Culture

FICMT : Quand septième art et droits de l’Homme font bon ménage

© D.R

Le cinéma est l’un des outils essentiels pour la généralisation et la diffusion des droits de l’Homme parmi les citoyens. C’est ce qu’ont affirmé les participants à une table ronde organisée, lundi 31 mars, à Tétouan.
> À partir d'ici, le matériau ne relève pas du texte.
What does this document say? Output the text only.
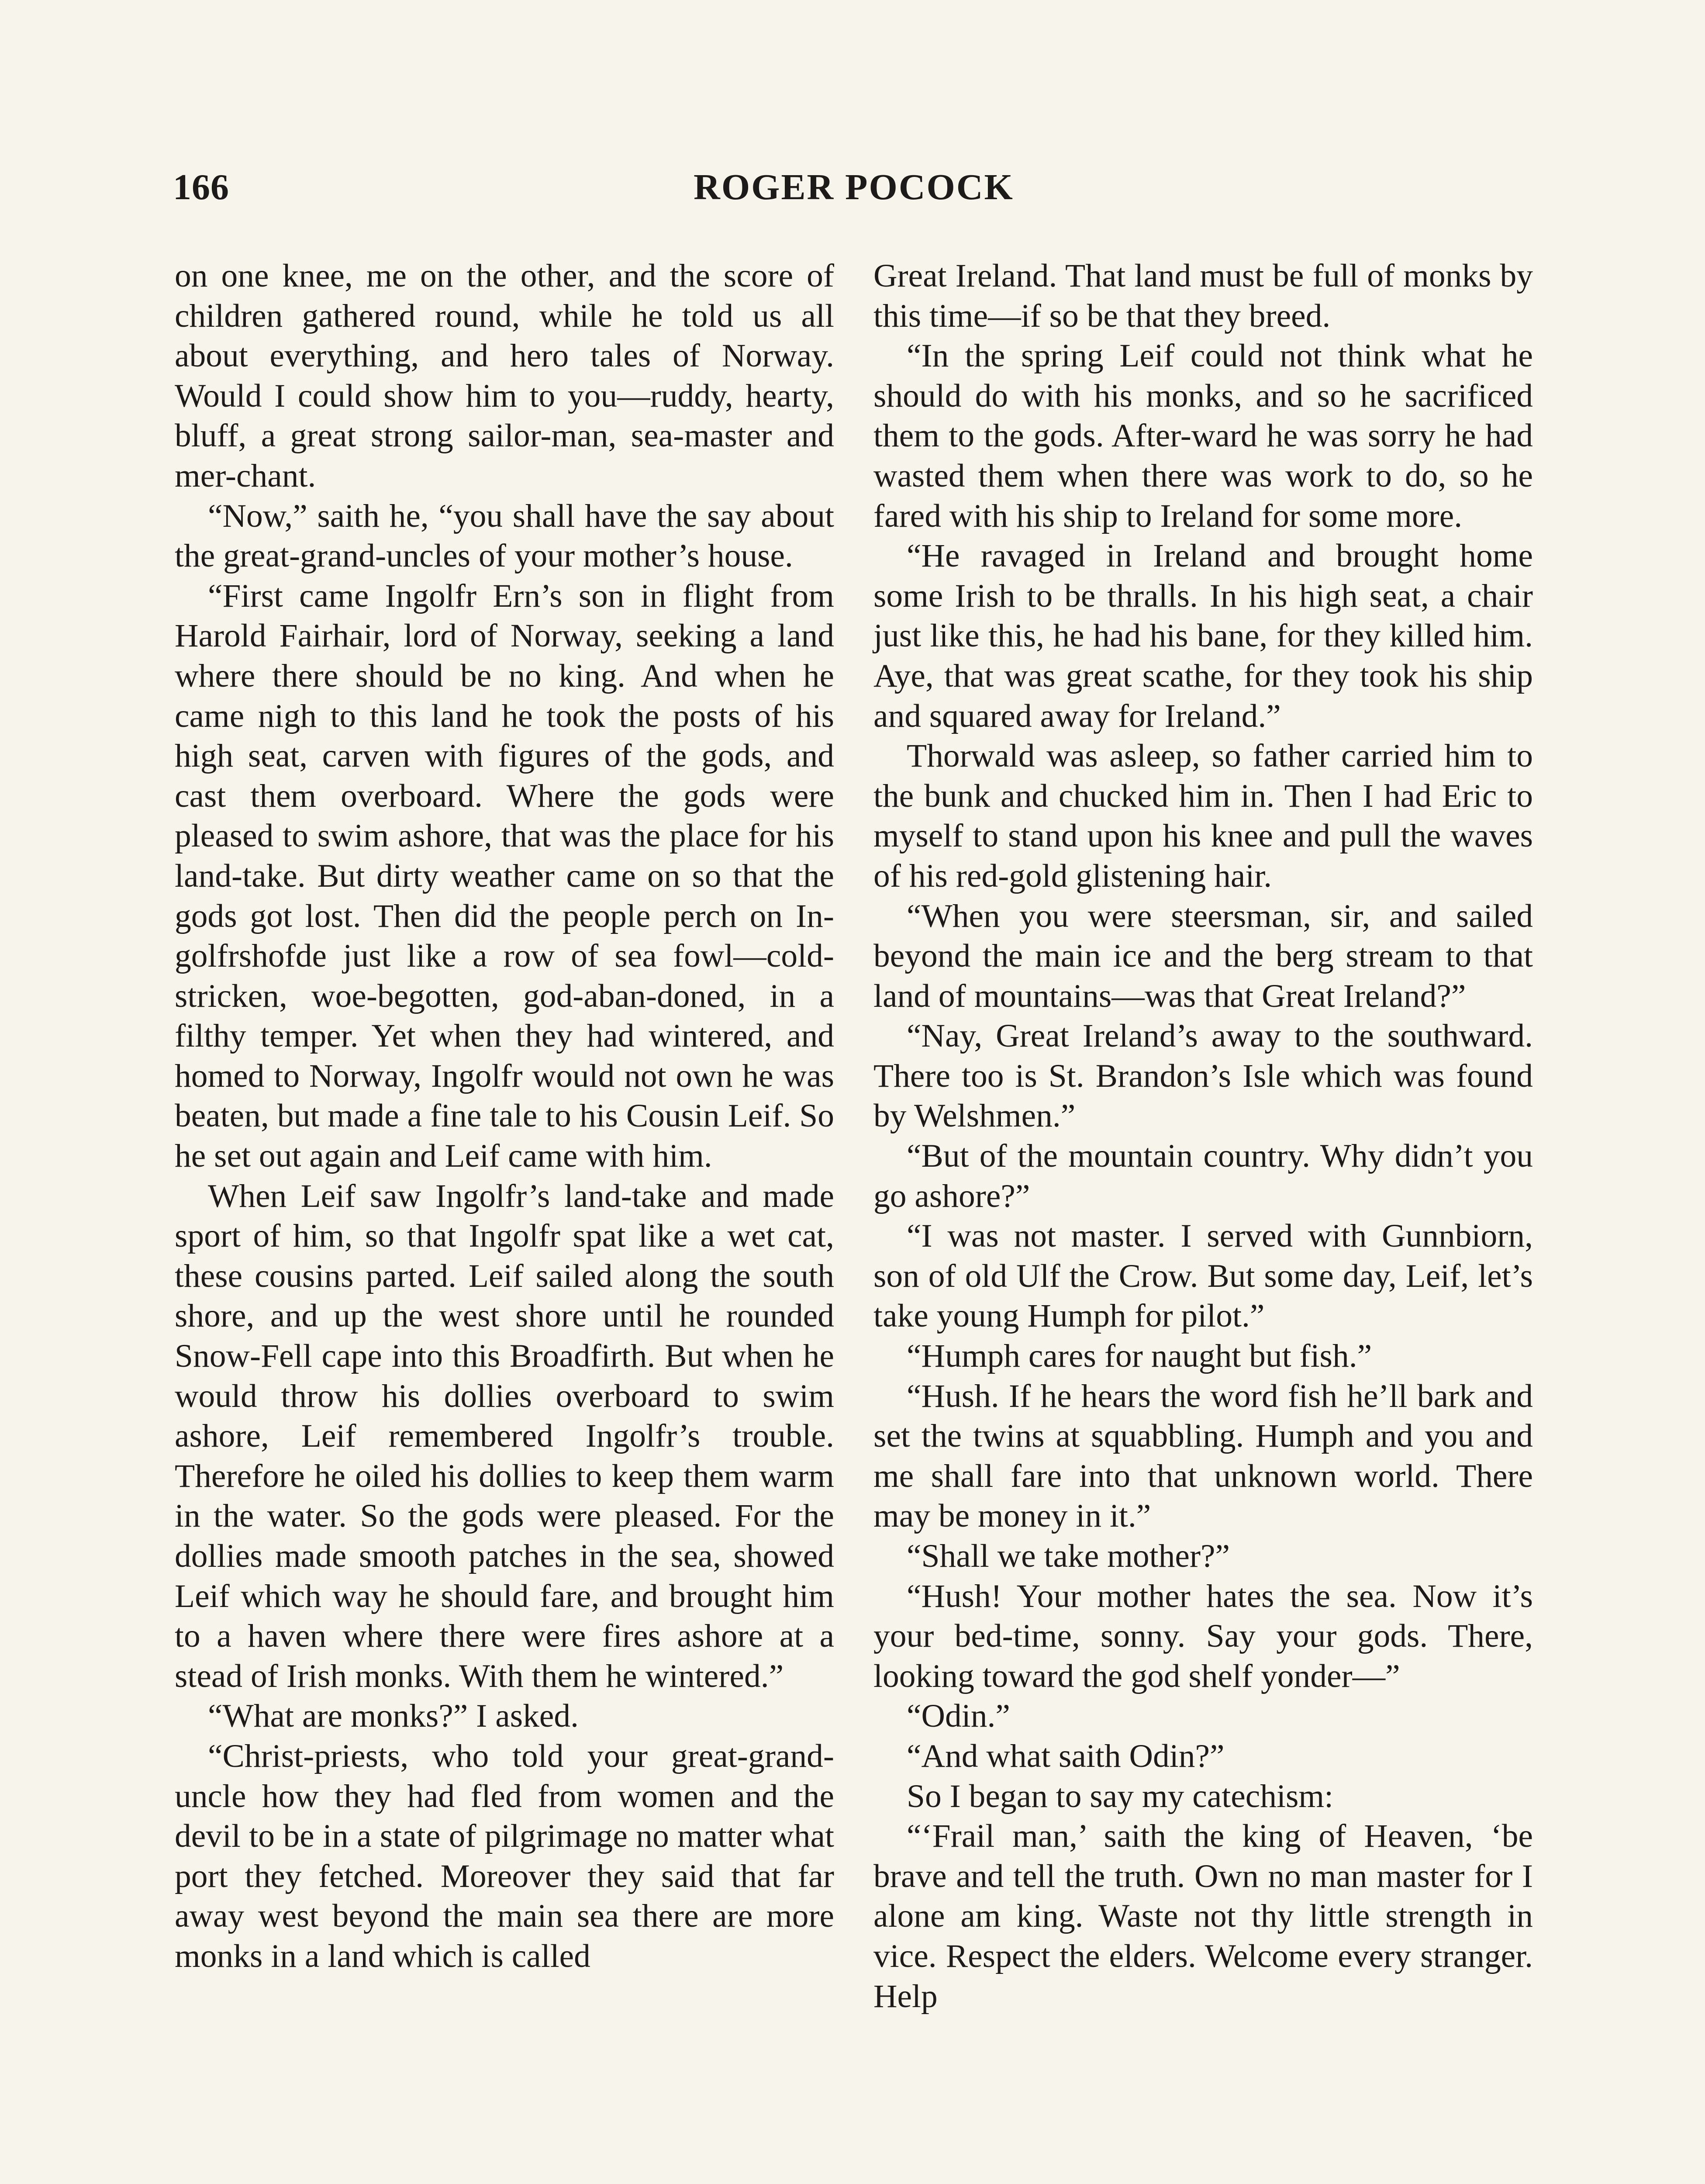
166	ROGER POCOCK

on one knee, me on the other, and the score of children gathered round, while he told us all about everything, and hero tales of Norway. Would I could show him to you—ruddy, hearty, bluff, a great strong sailor-man, sea-master and mer-chant.

“Now,” saith he, “you shall have the say about the great-grand-uncles of your mother’s house.

“First came Ingolfr Ern’s son in flight from Harold Fairhair, lord of Norway, seeking a land where there should be no king. And when he came nigh to this land he took the posts of his high seat, carven with figures of the gods, and cast them overboard. Where the gods were pleased to swim ashore, that was the place for his land-take. But dirty weather came on so that the gods got lost. Then did the people perch on In-golfrshofde just like a row of sea fowl—cold-stricken, woe-begotten, god-aban-doned, in a filthy temper. Yet when they had wintered, and homed to Norway, Ingolfr would not own he was beaten, but made a fine tale to his Cousin Leif. So he set out again and Leif came with him.

When Leif saw Ingolfr’s land-take and made sport of him, so that Ingolfr spat like a wet cat, these cousins parted. Leif sailed along the south shore, and up the west shore until he rounded Snow-Fell cape into this Broadfirth. But when he would throw his dollies overboard to swim ashore, Leif remembered Ingolfr’s trouble. Therefore he oiled his dollies to keep them warm in the water. So the gods were pleased. For the dollies made smooth patches in the sea, showed Leif which way he should fare, and brought him to a haven where there were fires ashore at a stead of Irish monks. With them he wintered.”

“What are monks?” I asked.

“Christ-priests, who told your great-grand-uncle how they had fled from women and the devil to be in a state of pilgrimage no matter what port they fetched. Moreover they said that far away west beyond the main sea there are more monks in a land which is called

Great Ireland. That land must be full of monks by this time—if so be that they breed.

“In the spring Leif could not think what he should do with his monks, and so he sacrificed them to the gods. After-ward he was sorry he had wasted them when there was work to do, so he fared with his ship to Ireland for some more.

“He ravaged in Ireland and brought home some Irish to be thralls. In his high seat, a chair just like this, he had his bane, for they killed him. Aye, that was great scathe, for they took his ship and squared away for Ireland.”

Thorwald was asleep, so father carried him to the bunk and chucked him in. Then I had Eric to myself to stand upon his knee and pull the waves of his red-gold glistening hair.

“When you were steersman, sir, and sailed beyond the main ice and the berg stream to that land of mountains—was that Great Ireland?”

“Nay, Great Ireland’s away to the southward. There too is St. Brandon’s Isle which was found by Welshmen.”

“But of the mountain country. Why didn’t you go ashore?”

“I was not master. I served with Gunnbiorn, son of old Ulf the Crow. But some day, Leif, let’s take young Humph for pilot.”

“Humph cares for naught but fish.”

“Hush. If he hears the word fish he’ll bark and set the twins at squabbling. Humph and you and me shall fare into that unknown world. There may be money in it.”

“Shall we take mother?”

“Hush! Your mother hates the sea. Now it’s your bed-time, sonny. Say your gods. There, looking toward the god shelf yonder—”

“Odin.”

“And what saith Odin?”

So I began to say my catechism:

“‘Frail man,’ saith the king of Heaven, ‘be brave and tell the truth. Own no man master for I alone am king. Waste not thy little strength in vice. Respect the elders. Welcome every stranger. Help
Et ce, dans le cadre du vingtième Festival international du cinéma méditerranéen de Tétouan, dont les activités se poursuivent jusqu’au 5 avril.

Intervenant à cette occasion, le président du Conseil national des droits de l’Homme (CNDH), Driss El Yazami, a mis l’accent sur le lien profond entre le cinéma, la philosophie et les droits humains. «Le cinéma est un instrument créatif permettant de traiter des différents problèmes dont ceux en rapport avec la violation des droits de l’Homme», a-t-il affirmé, faisant remarquer qu’il y a eu, pendant la période 2000-2004, la réalisation au Maroc de plusieurs films sur la violation des droits de l’Homme particulièrement durant les années de plomb.

De son côté, Noureddine Affaya, écrivain et critique marocain, a souligné l’importance de l’imagination et la créativité dans le développement du cinéma. «On ne peut pas réaliser une œuvre cinématographique en faisant l’impasse sur l’imagination artistique», a-t-il dit.  Les participants à cette table ronde ont unanimement convenu que le cinéma a fait preuve à travers une série d’œuvres cinématographiques de sa lutte pour la liberté et la démocratie, tout en condamnant toute forme de détention abusive et prônant une liberté aussi large que l’espace méditerranéen.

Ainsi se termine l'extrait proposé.